Die Boeing 787 der Vietnam Airlines war am Samstagnachmittag erst hinter dem Ende der Südbahn abgehoben. Videos vom Start zeigen mächtige Staubwolken und Erschütterungen in der Kabine. Nach Informationen der Plattform «Aviation Herald» blockierten zudem vor dem Start mindestens die Bremsen auf der rechten Seite des Jets.
Wegen der geringen Startgeschwindigkeit setzte das Heck des Flugzeugs auf und wurde schwer beschädigt. Bei der späteren Rückkehrlandung auf der Nordbahn wurden zudem die Reifen des Hauptfahrwerks zerfetzt. Die Passagiere sind laut Flughafen unverletzt mit Bussen in das Flughafengebäude gebracht worden.
Start nicht abgebrochen
Den genauen Hergang des Unfalls müsse nun die deutsche Bundesstelle für Flugunfalluntersuchung klären, sagte Grossbongardt.

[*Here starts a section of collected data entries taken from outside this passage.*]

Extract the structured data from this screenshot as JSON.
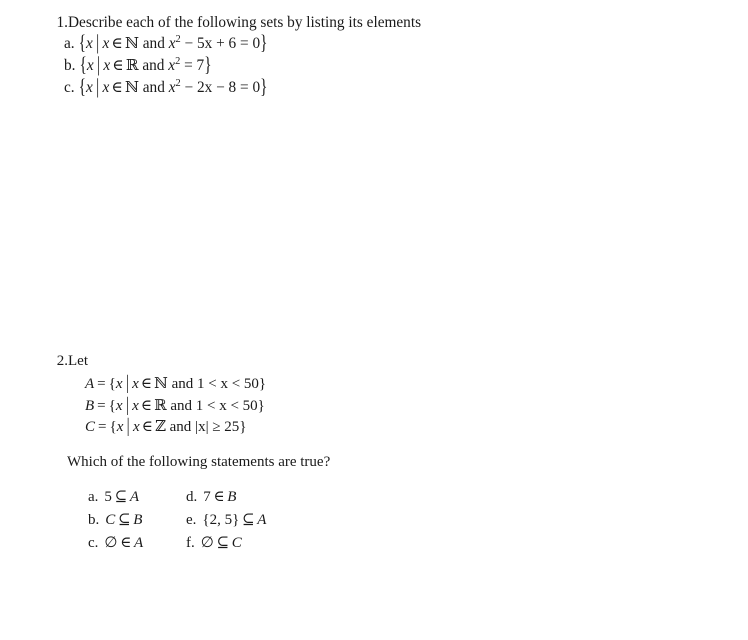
{
  "document": {
    "background_color": "#ffffff",
    "text_color": "#1a1a1a"
  },
  "problems": [
    {
      "number": "1.",
      "statement": "Describe each of the following sets by listing its elements",
      "subitems": [
        {
          "label": "a.",
          "text": "{x | x ∈ ℕ and x² − 5x + 6 = 0}",
          "open_brace": "{",
          "var": "x",
          "divider": "|",
          "var2": "x",
          "member_op": "∈",
          "set_symbol": "ℕ",
          "conj": "and",
          "expr_var": "x",
          "expr_exp": "2",
          "expr_rest": "− 5x + 6 = 0",
          "close_brace": "}"
        },
        {
          "label": "b.",
          "text": "{x | x ∈ ℝ and x² = 7}",
          "open_brace": "{",
          "var": "x",
          "divider": "|",
          "var2": "x",
          "member_op": "∈",
          "set_symbol": "ℝ",
          "conj": "and",
          "expr_var": "x",
          "expr_exp": "2",
          "expr_rest": "= 7",
          "close_brace": "}"
        },
        {
          "label": "c.",
          "text": "{x | x ∈ ℕ and x² − 2x − 8 = 0}",
          "open_brace": "{",
          "var": "x",
          "divider": "|",
          "var2": "x",
          "member_op": "∈",
          "set_symbol": "ℕ",
          "conj": "and",
          "expr_var": "x",
          "expr_exp": "2",
          "expr_rest": "− 2x − 8 = 0",
          "close_brace": "}"
        }
      ]
    },
    {
      "number": "2.",
      "statement": "Let",
      "definitions": [
        {
          "name": "A",
          "equals": "=",
          "open_brace": "{",
          "var": "x",
          "divider": "|",
          "var2": "x",
          "member_op": "∈",
          "set_symbol": "ℕ",
          "conj": "and",
          "condition": "1 < x < 50",
          "close_brace": "}",
          "text": "A = {x | x ∈ ℕ and 1 < x < 50}"
        },
        {
          "name": "B",
          "equals": "=",
          "open_brace": "{",
          "var": "x",
          "divider": "|",
          "var2": "x",
          "member_op": "∈",
          "set_symbol": "ℝ",
          "conj": "and",
          "condition": "1 < x < 50",
          "close_brace": "}",
          "text": "B = {x | x ∈ ℝ and 1 < x < 50}"
        },
        {
          "name": "C",
          "equals": "=",
          "open_brace": "{",
          "var": "x",
          "divider": "|",
          "var2": "x",
          "member_op": "∈",
          "set_symbol": "ℤ",
          "conj": "and",
          "condition": "|x| ≥ 25",
          "close_brace": "}",
          "text": "C = {x | x ∈ ℤ and |x| ≥ 25}"
        }
      ],
      "question": "Which of the following statements are true?",
      "options": [
        {
          "label": "a.",
          "left": "5",
          "relation": "⊆",
          "right": "A",
          "text": "5 ⊆ A"
        },
        {
          "label": "d.",
          "left": "7",
          "relation": "∈",
          "right": "B",
          "text": "7 ∈ B"
        },
        {
          "label": "b.",
          "left": "C",
          "relation": "⊆",
          "right": "B",
          "text": "C ⊆ B"
        },
        {
          "label": "e.",
          "left": "{2, 5}",
          "relation": "⊆",
          "right": "A",
          "text": "{2, 5} ⊆ A"
        },
        {
          "label": "c.",
          "left": "∅",
          "relation": "∈",
          "right": "A",
          "text": "∅ ∈ A"
        },
        {
          "label": "f.",
          "left": "∅",
          "relation": "⊆",
          "right": "C",
          "text": "∅ ⊆ C"
        }
      ]
    }
  ]
}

Mit Hilfe der Flugdatenschreiber und Voicerecorder müsse geklärt werden, was sich im Cockpit abgespielt hat. Das werde Monate dauern.
Zum Beispiel stelle sich die Frage, warum die Crew den Start nicht rechtzeitig abgebrochen habe. Die Münchner Piste enthalte dafür mit 4000 Meter Länge eigentlich ausreichend Sicherheitsreserven.

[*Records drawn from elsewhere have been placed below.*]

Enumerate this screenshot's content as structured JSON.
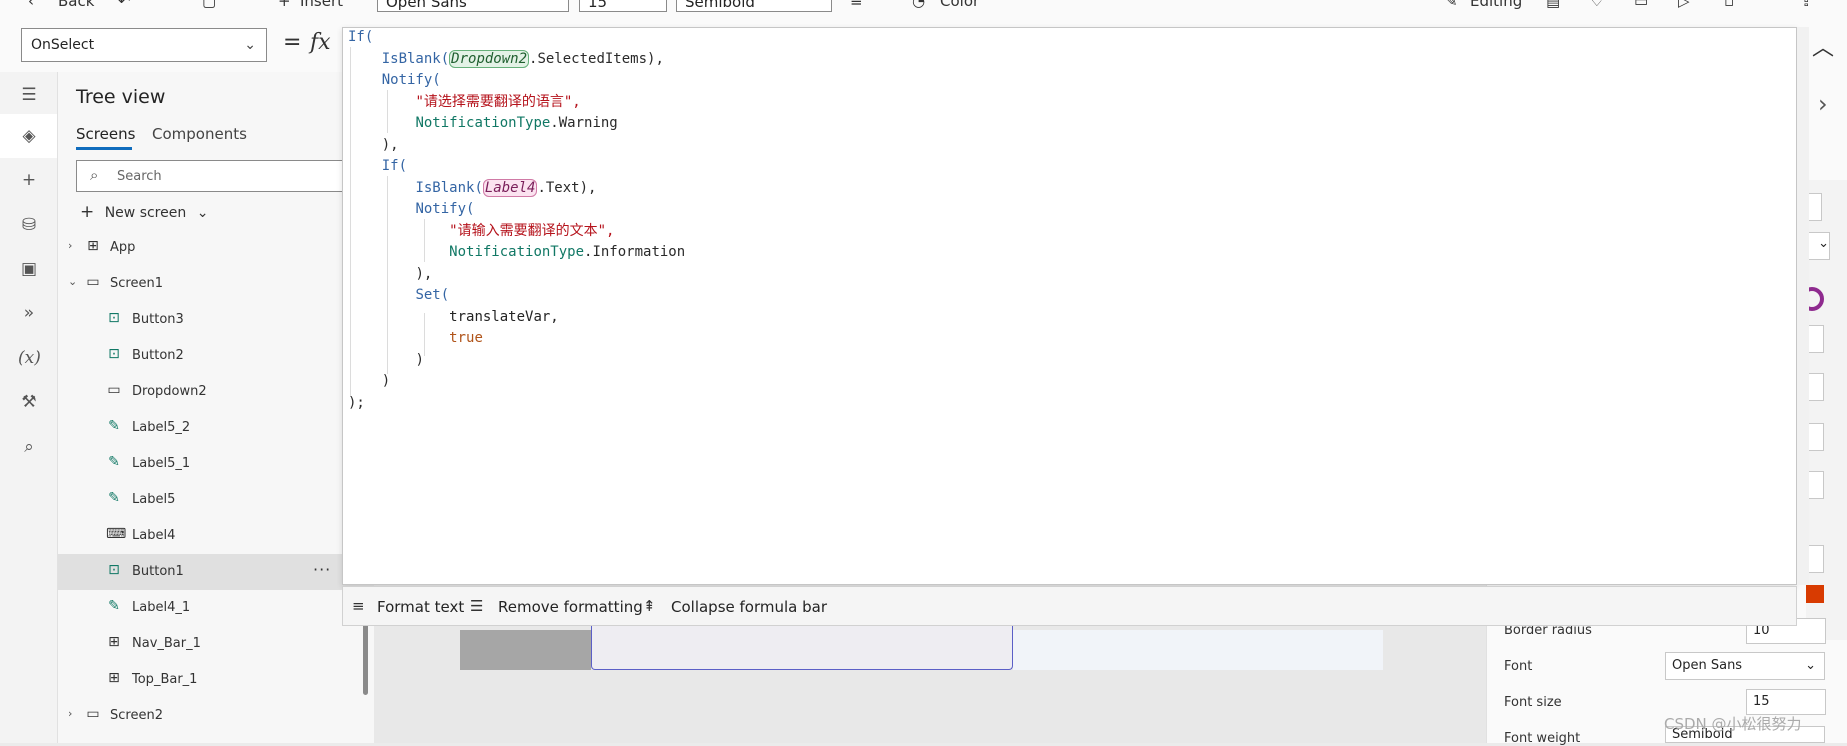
{
  "toolbar": {
    "back_label": "Back",
    "insert_label": "Insert",
    "font_value": "Open Sans",
    "size_value": "15",
    "weight_value": "Semibold",
    "color_label": "Color",
    "editing_label": "Editing"
  },
  "formula_bar": {
    "property": "OnSelect",
    "equals": "=",
    "fx": "fx",
    "format_text": "Format text",
    "remove_formatting": "Remove formatting",
    "collapse_formula_bar": "Collapse formula bar"
  },
  "tree": {
    "title": "Tree view",
    "tabs": [
      "Screens",
      "Components"
    ],
    "search_placeholder": "Search",
    "new_screen": "New screen",
    "items": [
      {
        "label": "App"
      },
      {
        "label": "Screen1"
      },
      {
        "label": "Button3"
      },
      {
        "label": "Button2"
      },
      {
        "label": "Dropdown2"
      },
      {
        "label": "Label5_2"
      },
      {
        "label": "Label5_1"
      },
      {
        "label": "Label5"
      },
      {
        "label": "Label4"
      },
      {
        "label": "Button1"
      },
      {
        "label": "Label4_1"
      },
      {
        "label": "Nav_Bar_1"
      },
      {
        "label": "Top_Bar_1"
      },
      {
        "label": "Screen2"
      }
    ],
    "more": "···"
  },
  "code": {
    "if1": "If(",
    "isblank1": "IsBlank(",
    "dropdown": "Dropdown2",
    "selected": ".SelectedItems),",
    "notify1": "Notify(",
    "msg1": "\"请选择需要翻译的语言\",",
    "warn_type": "NotificationType",
    "warn": ".Warning",
    "close1": "),",
    "if2": "If(",
    "isblank2": "IsBlank(",
    "label4": "Label4",
    "text": ".Text),",
    "notify2": "Notify(",
    "msg2": "\"请输入需要翻译的文本\",",
    "info_type": "NotificationType",
    "info": ".Information",
    "close2": "),",
    "set": "Set(",
    "var": "translateVar,",
    "truev": "true",
    "close3": ")",
    "close4": ")",
    "close5": ");"
  },
  "properties": {
    "border_radius_label": "Border radius",
    "border_radius_value": "10",
    "font_label": "Font",
    "font_value": "Open Sans",
    "font_size_label": "Font size",
    "font_size_value": "15",
    "font_weight_label": "Font weight",
    "font_weight_value": "Semibold",
    "accent": "#d83b01"
  },
  "watermark": "CSDN @小松很努力"
}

Für grundsätzliche Zweifel an der Dreamliner-Reihe des US-Herstellers Boeing gebe der Vorfall keinen Anlass, sagt der Experte, der bis 2004 Deutschland-Sprecher des Unternehmens war. «Die 787 ist ein absolut sicheres Verkehrsflugzeug.» Zuletzt war ein Lufthansa-Jet dieses Typs am Frankfurter Flughafen auf die Nase gefallen, weil im Stand das Bug-Fahrwerk eingeknickt war. Grund war hier ein Wartungsfehler.